There is a paradox at play in the news industry. We are growing. But we are not.
Over the past decade, news readership has grown by 10%. Two-thirds of those readers are now consumers of digital news. The latest numbers show that 19 million people read a national newspaper online every single day.
And, in the past year alone, that number has grown by two million readers. Just to reiterate: that’s two million more people a day reading a version of a national news brand online compared with 2018.
The news industry is exploring different and more dynamic ways to report stories online.
The Telegraph, for instance, is driving greater engagement with younger readers through its WhatsApp audio briefings and it also has one million Snapchat subscribers. The Guardian has the same number of YouTube subscribers.
They’re not the only ones creating new ways to deliver their journalism. All news brands are pioneering in order to attract new readers. And the good news is that it’s working.
The Evening Standard has seen something like 30% year-on-year online growth as it pursues a digital strategy that differs from the London focus of the daily print edition.
We are continually innovating in how we deliver the news. We are growing multiplatform demand. In fact, the headlines from across the news industry are frequent as they hit new milestones in terms of readership growth, reach and engagement.
The news industry, on these terms, is in great shape.
Ad revenue is not following audience growth
But – and it is a big but – over the same 10-year period ad revenue has gone in the other direction.
As the Cairncross Report highlighted, ad revenue on the print and circulation side of the business fell from £7bn to £3bn. And while digital is rising, the figures nowhere near match the growth in digital readership, where the industry is burgeoning once more.
According to one of the latest forecasts, news brands' online ad revenue is set to rise by a modest 1.1% this year.
That’s against the 14% year-on-year increase in readership across our national news titles online, where every single day our audience are highly engaged in digital journalism.
On every measure that matters to marketers – reach, attention, engagement, audience profile and ROI – news brands are in rude and growing health.
But why isn’t ad revenue following these metrics? The gap just doesn’t make sense.
The last phase of digital advertising has been dominated by the open marketplace, in which "eyeballs" online have been sold as one amorphous mass, with too little attention to the quality of the content or attention of the audience.
As a result, digital advertising has often failed to deliver the real scale and business results initially promised to marketers.

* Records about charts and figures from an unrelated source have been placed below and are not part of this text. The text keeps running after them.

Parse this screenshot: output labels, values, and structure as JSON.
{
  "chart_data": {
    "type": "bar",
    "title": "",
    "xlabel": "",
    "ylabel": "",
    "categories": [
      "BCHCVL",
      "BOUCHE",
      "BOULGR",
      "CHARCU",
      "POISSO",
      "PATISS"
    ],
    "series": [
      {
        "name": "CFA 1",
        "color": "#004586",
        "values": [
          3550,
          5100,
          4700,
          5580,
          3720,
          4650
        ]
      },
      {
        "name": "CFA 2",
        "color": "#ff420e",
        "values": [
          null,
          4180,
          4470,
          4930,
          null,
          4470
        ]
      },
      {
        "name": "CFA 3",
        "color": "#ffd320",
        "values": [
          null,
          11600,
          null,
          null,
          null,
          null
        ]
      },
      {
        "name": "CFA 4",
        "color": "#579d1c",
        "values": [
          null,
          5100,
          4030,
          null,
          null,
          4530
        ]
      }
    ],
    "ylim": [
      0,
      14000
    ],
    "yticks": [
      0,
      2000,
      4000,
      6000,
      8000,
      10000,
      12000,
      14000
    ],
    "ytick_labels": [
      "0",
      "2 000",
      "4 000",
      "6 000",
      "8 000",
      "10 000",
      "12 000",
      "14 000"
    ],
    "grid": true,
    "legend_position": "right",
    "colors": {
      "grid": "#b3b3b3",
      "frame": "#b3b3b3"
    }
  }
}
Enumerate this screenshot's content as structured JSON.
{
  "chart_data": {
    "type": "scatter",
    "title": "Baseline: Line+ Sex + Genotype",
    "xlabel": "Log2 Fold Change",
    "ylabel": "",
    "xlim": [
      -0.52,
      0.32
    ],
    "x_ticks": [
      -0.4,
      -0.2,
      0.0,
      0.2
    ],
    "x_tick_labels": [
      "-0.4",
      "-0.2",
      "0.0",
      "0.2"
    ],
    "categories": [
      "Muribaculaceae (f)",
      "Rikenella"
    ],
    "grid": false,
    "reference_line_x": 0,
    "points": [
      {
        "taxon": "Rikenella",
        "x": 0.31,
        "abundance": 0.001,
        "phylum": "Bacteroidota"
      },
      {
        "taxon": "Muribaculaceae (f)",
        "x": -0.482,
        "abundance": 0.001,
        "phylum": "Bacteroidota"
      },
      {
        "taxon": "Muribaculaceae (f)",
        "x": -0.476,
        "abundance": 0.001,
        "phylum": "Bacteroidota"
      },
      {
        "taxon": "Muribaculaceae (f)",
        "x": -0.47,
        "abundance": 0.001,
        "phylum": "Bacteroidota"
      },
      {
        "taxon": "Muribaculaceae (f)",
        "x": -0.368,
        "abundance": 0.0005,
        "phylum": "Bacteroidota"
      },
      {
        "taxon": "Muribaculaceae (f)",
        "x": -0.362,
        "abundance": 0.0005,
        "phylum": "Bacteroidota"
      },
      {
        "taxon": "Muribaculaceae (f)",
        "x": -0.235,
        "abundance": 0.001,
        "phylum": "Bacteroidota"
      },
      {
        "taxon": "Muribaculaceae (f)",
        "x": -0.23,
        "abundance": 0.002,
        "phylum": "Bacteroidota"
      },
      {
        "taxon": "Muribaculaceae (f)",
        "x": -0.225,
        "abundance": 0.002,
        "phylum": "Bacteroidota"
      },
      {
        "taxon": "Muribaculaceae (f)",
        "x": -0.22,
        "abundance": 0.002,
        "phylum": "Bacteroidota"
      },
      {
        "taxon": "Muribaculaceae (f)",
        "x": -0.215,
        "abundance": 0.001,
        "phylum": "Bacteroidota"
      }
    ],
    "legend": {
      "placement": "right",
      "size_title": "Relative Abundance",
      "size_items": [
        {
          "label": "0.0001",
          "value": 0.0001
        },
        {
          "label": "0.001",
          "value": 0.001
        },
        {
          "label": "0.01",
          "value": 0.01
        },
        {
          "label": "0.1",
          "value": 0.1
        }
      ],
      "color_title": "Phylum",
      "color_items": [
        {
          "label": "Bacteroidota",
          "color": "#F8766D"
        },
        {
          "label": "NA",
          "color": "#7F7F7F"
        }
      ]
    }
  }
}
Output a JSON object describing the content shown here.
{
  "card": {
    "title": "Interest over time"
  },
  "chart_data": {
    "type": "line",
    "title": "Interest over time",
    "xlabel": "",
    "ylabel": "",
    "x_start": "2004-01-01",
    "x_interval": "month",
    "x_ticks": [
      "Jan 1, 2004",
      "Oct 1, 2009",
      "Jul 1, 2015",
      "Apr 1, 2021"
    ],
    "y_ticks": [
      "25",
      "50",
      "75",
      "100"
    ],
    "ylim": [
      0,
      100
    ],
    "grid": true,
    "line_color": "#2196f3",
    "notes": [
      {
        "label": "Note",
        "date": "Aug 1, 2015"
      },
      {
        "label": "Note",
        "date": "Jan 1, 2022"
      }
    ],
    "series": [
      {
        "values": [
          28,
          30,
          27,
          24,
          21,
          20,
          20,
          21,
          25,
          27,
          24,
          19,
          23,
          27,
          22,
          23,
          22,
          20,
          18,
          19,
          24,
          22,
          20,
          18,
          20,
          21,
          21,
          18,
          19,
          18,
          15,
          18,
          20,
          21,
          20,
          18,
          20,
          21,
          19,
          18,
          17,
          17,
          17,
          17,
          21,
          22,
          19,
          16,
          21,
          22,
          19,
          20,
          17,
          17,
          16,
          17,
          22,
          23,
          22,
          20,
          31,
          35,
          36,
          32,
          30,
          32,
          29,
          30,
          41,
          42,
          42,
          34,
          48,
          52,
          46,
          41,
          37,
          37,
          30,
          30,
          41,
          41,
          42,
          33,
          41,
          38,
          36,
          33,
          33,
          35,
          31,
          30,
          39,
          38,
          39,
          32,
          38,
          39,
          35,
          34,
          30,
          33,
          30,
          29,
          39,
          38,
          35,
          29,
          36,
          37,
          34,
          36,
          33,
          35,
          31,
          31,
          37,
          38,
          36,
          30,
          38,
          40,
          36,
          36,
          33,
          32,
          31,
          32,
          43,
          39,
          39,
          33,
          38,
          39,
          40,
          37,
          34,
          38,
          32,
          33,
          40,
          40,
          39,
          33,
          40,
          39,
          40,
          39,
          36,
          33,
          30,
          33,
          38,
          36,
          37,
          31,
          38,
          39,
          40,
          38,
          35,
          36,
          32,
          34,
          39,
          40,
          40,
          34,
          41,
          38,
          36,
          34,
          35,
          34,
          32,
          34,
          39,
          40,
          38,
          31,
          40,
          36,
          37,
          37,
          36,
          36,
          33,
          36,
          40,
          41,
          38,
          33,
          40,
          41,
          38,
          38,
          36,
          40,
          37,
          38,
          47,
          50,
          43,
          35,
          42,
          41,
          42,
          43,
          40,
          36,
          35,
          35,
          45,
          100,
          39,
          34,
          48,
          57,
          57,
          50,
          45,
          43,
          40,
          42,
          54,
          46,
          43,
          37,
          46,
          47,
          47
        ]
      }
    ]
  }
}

What’s worse, during the "wild web" phase, some platforms, intermediaries and third parties have been allowed to extract value from the media ecosystem while putting very little, if anything, back in.
At worst, some of these players have also allowed advertising revenue to flow to nefarious places where their money really shouldn’t be going.
The Times' 2017 investigation, "Big brands fund terror through online adverts", was a big wake-up call for the ad industry and successfully exposed just some of the egregious practices going on.
But the next phase of digital advertising could be significantly brighter. Every piece of evidence shows that concentrating digital spend into high-quality, journalistic spaces significantly enhances viewability, attention, engagement and ROI.
News industry initiatives such as The Ozone Project, a joint digital display ad sales platfrom from News UK, Guardian Media Group, Telegraph Media Group and Reach, are giving advertisers the chance to access the most influential moments in people’s digital lives in a way that is transparent, easy to deliver and offers the business effects they need to deliver.
What's holding the industry back?
So what is holding news brands back? Is it because news brands are becoming less relevant in a world dominated by social media? No.
People’s chosen news brand is one of their most trusted media brands, with 69% saying they trust their news brand source.
And trust in those brands is growing, as shown by Edelman’s trust barometer. People’s trust in established media brands grew from 48% in 2017 to 60% this year.
That is against trust in social media, which currently sits at 29%. Additionally, six in 10 people say they rely more on established news brands since the rise of fake news.
Is it because news is too hard an environment for brands? No.
Because news is made of light and shade, and only a certain percentage of the news focuses on the "hard news" topics. But, in any case, as our own research shows, the hard news sections and stories are probably the most effective part for brands to advertise against.
These are times where people want to make sense of a chaotic world and those moments where they form their world view are the most influential.
Is it because personalisation is the way forward? Well, perhaps it is – certainly Les Binet and Peter Field’s latest work has shown the potential of personalisation for activation campaigns.
But we shouldn’t assume that it is only the digital platforms that can offer this capability.
News brands offer some of the most meaningful data around human behaviours and attitudes, and offer huge opportunities to personalise at real scale.
Furthermore, as an industry, we – and I am not just talking about the news industry but across the entire media landscape – collectively play our part in upholding the principles of a free and democratic society.
Brands and advertisers are fundamentally important here, as they help to fund the very journalism that allows our free press to continue to hold the powerful to account.
The digital news industry is racing ahead – the numbers speak for themselves – but the advertising community needs to catch up with us. And fast.
Why? Well, because journalism matters, and as members of this ecosystem, the future of journalism is something we must collectively hold in trust, as it is a benefit to us all.